That said, cloudflare is super handy for dns, and for proxying specific domains, where you don't want to expose your public ip.

2 comments

Unfortunately residential networks usually don't have static IP's so the IP changes on reboots. Updating the DNS record every time would probably be a PITA.
Couple of notes: You can use a DNS updater like this one: https://github.com/timothymiller/cloudflare-ddns

The bigger problem would be if your ISP implemented CGNAT.

Easily taken care of by duckdns for example
Then I can't hook it up to a real domain like google.com, just a subdomain of whatever site is running it.
And then you have to hope your ISP doesn't use CGNAT
Thanks. Xfinity (my ISP) supports only TCP and UDP for Xfi Gateway and not HTTP/HTTPS.

The thing which I don't know is how to remove Xfi Gateway and use my own gateway/router.

HTTP and HTTPS are layer 7 protocols that both go inside the layer 4 protocol TCP.

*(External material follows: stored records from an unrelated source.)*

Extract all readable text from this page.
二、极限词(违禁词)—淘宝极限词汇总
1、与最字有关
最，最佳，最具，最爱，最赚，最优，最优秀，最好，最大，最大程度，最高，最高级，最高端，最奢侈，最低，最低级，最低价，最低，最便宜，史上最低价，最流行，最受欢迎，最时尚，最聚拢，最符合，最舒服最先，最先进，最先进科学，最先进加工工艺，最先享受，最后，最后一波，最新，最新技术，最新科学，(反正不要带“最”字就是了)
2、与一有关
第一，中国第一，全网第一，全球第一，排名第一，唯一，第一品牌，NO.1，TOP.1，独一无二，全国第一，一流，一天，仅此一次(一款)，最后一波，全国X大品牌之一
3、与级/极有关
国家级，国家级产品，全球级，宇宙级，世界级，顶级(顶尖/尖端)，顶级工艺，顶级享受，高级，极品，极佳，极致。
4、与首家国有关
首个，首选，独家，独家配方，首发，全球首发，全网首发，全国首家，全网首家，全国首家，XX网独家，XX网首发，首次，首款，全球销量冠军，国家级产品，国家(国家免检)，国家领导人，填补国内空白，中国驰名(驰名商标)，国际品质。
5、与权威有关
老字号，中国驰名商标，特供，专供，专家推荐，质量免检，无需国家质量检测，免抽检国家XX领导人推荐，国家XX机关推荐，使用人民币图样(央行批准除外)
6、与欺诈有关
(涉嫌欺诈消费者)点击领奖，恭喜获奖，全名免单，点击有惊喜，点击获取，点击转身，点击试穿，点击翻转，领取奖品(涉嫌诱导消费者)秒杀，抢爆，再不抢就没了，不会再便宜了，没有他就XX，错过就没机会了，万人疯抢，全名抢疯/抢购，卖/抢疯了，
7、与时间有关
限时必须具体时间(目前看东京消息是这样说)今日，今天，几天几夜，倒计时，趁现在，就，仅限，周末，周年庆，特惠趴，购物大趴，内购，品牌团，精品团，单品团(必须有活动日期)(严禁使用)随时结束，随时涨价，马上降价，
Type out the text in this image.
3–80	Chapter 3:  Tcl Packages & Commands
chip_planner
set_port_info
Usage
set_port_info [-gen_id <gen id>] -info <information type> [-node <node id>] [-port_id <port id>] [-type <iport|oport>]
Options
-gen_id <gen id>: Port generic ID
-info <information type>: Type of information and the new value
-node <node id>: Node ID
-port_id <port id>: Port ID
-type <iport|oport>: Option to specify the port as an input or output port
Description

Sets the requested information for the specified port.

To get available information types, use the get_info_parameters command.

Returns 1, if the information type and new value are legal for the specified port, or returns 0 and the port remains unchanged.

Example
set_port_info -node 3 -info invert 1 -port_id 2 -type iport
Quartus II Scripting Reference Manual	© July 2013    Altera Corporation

So port forward TCP and you'll be good.

https://en.wikipedia.org/wiki/OSI_model

Perfect. Thanks. That was my doubt. Will try it out.
Yeah, most routers have a predefined list of "Applications" but you can add a custom application with custom port.

Back in the day, DynDNS actually allowed the IP to DNS as a free service.

Oh, I forgot to mention HTTP uses TCP port 80, and HTTPS uses TCP port 443.